GIWAYEN MATA is the award-winning, dynamic, soul-stirring, all-sistah, dance, percussion, and vocal ensemble that celebrates the richness of traditional Afrika by exhibiting its exemplary art forms. The ensemble performs traditional, contemporary and original pieces that address issues pertaining to people of color, women, and the environment.
The seed for the ensemble was planted in 1991 when Ramatu Afegbua Mahmud Sabbatt organized sistahs for jam sessions in city parks of Atlanta. This was done in the spirit of the principles of Kuumba and Kujichagulia (Kiswahili words for creativity and self-determination). This experience allowed many of the participating women to hone their respective talents either individually or with performing companies.
In 1993, GIWAYEN MATA was formed in response to a call to Gail Vernon Zuri Sami Ra Maati Jordan from Amirah Wazir, the coordinator for Celebration ’93, an annual fundraising fashion show and Mother’s Day celebration sponsored by the women of the Atlanta Mas-jid Al Islam. Amirah was seeking an all-female entertainment group. At Zuri’s request, Omelika Kuumba brought together eight of the other women from the jam sessions: Osunlade Fatunmise, Sarahn Henderson, Ife Hendricks, Sauda Jackson-Bey, Shalewa Mackall, Andrea Richards, Ramatu Sabbatt, and Ama Tyus.
While rehearsing for Celebration ’93, the ensemble sought a name that would embrace the spirit and principles with which it was seeded. Ramatu, a native of Nigeria, shared the Hausa term GIWAYEN MATA with the ensemble. The words literally translate as “Elephant Women”. Elephants live in matriarchal social structures, and the females are respected for their powerful yet gentle and nurturing nature. Leaders of women’s organizations in Nigeria are referred to as “the GIWAYEN MATA”. This became the selected name and it is interpreted as “Elephant Leaders of Women” because the founders chose to be trailblazers, playing the jembe drum – an unprecedented first on the stages of Atlanta. As artists of Afrikan descent, the ensemble felt a responsibility to be the leaders in the preservation of the cultures of Afrika and the Afrikan Diaspora. Under the direction of Omelika Kuumba and with the choreography of Ife Hendricks, these ten vibrant women prepared for the performance. The preparation schedule expectations were exceeded and the women demonstrated a spectacular debut concert, opening for New York’s Women of the Calabash at Spelman College’s Sisters Chapel months before the performance for which the ensemble had originally come together.

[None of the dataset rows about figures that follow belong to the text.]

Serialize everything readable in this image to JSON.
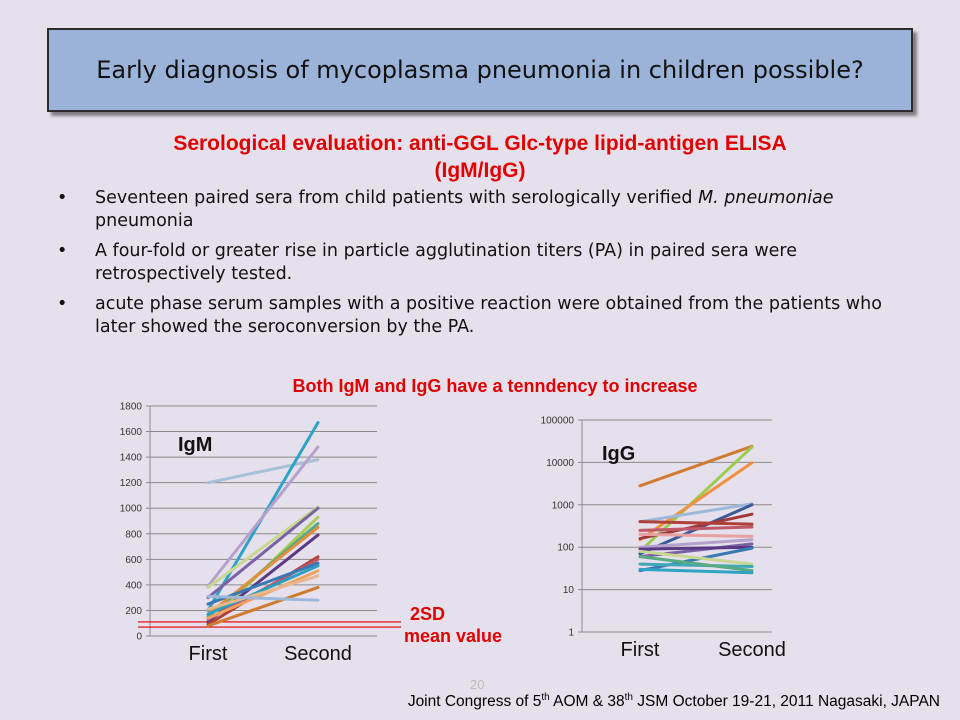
{
  "slide": {
    "title": "Early diagnosis of mycoplasma pneumonia in children possible?",
    "subtitle_line1": "Serological evaluation: anti-GGL Glc-type lipid-antigen ELISA",
    "subtitle_line2": "(IgM/IgG)",
    "bullets": [
      {
        "pre": "Seventeen paired sera from child patients with serologically verified ",
        "em": "M. pneumoniae",
        "post": " pneumonia"
      },
      {
        "pre": "A four-fold or greater rise in particle agglutination titers (PA) in paired sera were retrospectively tested.",
        "em": "",
        "post": ""
      },
      {
        "pre": "acute phase serum samples with a positive reaction were obtained from the patients who later showed the seroconversion by the PA.",
        "em": "",
        "post": ""
      }
    ],
    "chart_caption": "Both IgM and IgG have a tenndency to increase",
    "label_2sd": "2SD",
    "label_mean": "mean value",
    "page_number": "20",
    "footer": {
      "part1": "Joint Congress of 5",
      "sup1": "th",
      "part2": " AOM & 38",
      "sup2": "th",
      "part3": " JSM October 19-21, 2011 Nagasaki, JAPAN"
    }
  },
  "chart_data": [
    {
      "type": "line",
      "title": "IgM",
      "categories": [
        "First",
        "Second"
      ],
      "ylim": [
        0,
        1800
      ],
      "yticks": [
        0,
        200,
        400,
        600,
        800,
        1000,
        1200,
        1400,
        1600,
        1800
      ],
      "grid": true,
      "reference_lines": [
        {
          "label": "2SD",
          "value": 110,
          "color": "#e00000"
        },
        {
          "label": "mean value",
          "value": 70,
          "color": "#e00000"
        }
      ],
      "series": [
        {
          "color": "#a6c0da",
          "values": [
            1200,
            1380
          ]
        },
        {
          "color": "#2ea3c6",
          "values": [
            200,
            1670
          ]
        },
        {
          "color": "#b4a2cc",
          "values": [
            390,
            1480
          ]
        },
        {
          "color": "#c8d890",
          "values": [
            380,
            1010
          ]
        },
        {
          "color": "#7a62a6",
          "values": [
            300,
            1000
          ]
        },
        {
          "color": "#a8cc58",
          "values": [
            100,
            930
          ]
        },
        {
          "color": "#58aa82",
          "values": [
            150,
            880
          ]
        },
        {
          "color": "#e0903c",
          "values": [
            170,
            850
          ]
        },
        {
          "color": "#5a3a86",
          "values": [
            110,
            790
          ]
        },
        {
          "color": "#b04038",
          "values": [
            90,
            620
          ]
        },
        {
          "color": "#c0586a",
          "values": [
            130,
            600
          ]
        },
        {
          "color": "#3a78b4",
          "values": [
            250,
            570
          ]
        },
        {
          "color": "#2aa0c0",
          "values": [
            170,
            550
          ]
        },
        {
          "color": "#f0a060",
          "values": [
            140,
            510
          ]
        },
        {
          "color": "#e8b890",
          "values": [
            210,
            470
          ]
        },
        {
          "color": "#d07c30",
          "values": [
            80,
            380
          ]
        },
        {
          "color": "#9eb8dc",
          "values": [
            310,
            280
          ]
        }
      ]
    },
    {
      "type": "line",
      "title": "IgG",
      "categories": [
        "First",
        "Second"
      ],
      "ylim": [
        1,
        100000
      ],
      "yscale": "log",
      "yticks": [
        1,
        10,
        100,
        1000,
        10000,
        100000
      ],
      "grid": true,
      "series": [
        {
          "color": "#d07c30",
          "values": [
            2800,
            24000
          ]
        },
        {
          "color": "#9acc50",
          "values": [
            80,
            23000
          ]
        },
        {
          "color": "#f09040",
          "values": [
            150,
            9800
          ]
        },
        {
          "color": "#9eb8dc",
          "values": [
            400,
            1050
          ]
        },
        {
          "color": "#3a5a98",
          "values": [
            70,
            1000
          ]
        },
        {
          "color": "#a03838",
          "values": [
            160,
            600
          ]
        },
        {
          "color": "#b04038",
          "values": [
            400,
            350
          ]
        },
        {
          "color": "#c0586a",
          "values": [
            250,
            300
          ]
        },
        {
          "color": "#e8a0a0",
          "values": [
            200,
            180
          ]
        },
        {
          "color": "#b4a2cc",
          "values": [
            100,
            150
          ]
        },
        {
          "color": "#7a62a6",
          "values": [
            60,
            120
          ]
        },
        {
          "color": "#5a3a86",
          "values": [
            90,
            100
          ]
        },
        {
          "color": "#3a78b4",
          "values": [
            28,
            95
          ]
        },
        {
          "color": "#c8d890",
          "values": [
            80,
            40
          ]
        },
        {
          "color": "#40a8b8",
          "values": [
            40,
            35
          ]
        },
        {
          "color": "#58aa82",
          "values": [
            60,
            28
          ]
        },
        {
          "color": "#2ea3c6",
          "values": [
            30,
            25
          ]
        }
      ]
    }
  ]
}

Hailing from the US, Haiti, Senegal, and Ghana, GIWAYEN MATA represents women of international origins at various stages of womanhood. Collectively, they share more than 50 years of experience in modern, jazz, ballet, contemporary, Afrikan, Afrikan-American, and Caribbean dance forms, and sign language. Their backgrounds reflect multidisciplinary experiences as dancers, percussionists, choreographers, vocalists, thespians, poets, academicians, and lyricists. As women of color GIWAYEN MATA represents the groups of people from whom the art forms originated.
Pamelah Maragh brought technical expertise to the group. It was her contributions that took the ensemble to the next level of performance. Through Pamela, GIWAYEN MATA began to create full-length productions complete with lighting designs. The first production under Pamelah’s technical direction was Rising to Our Power, the ensemble’s celebration of Women’s History Month. As “Elephant Leaders of Women” the ensemble uplifts audiences with riveting performances that are empowering, educational, enlightening and entertaining.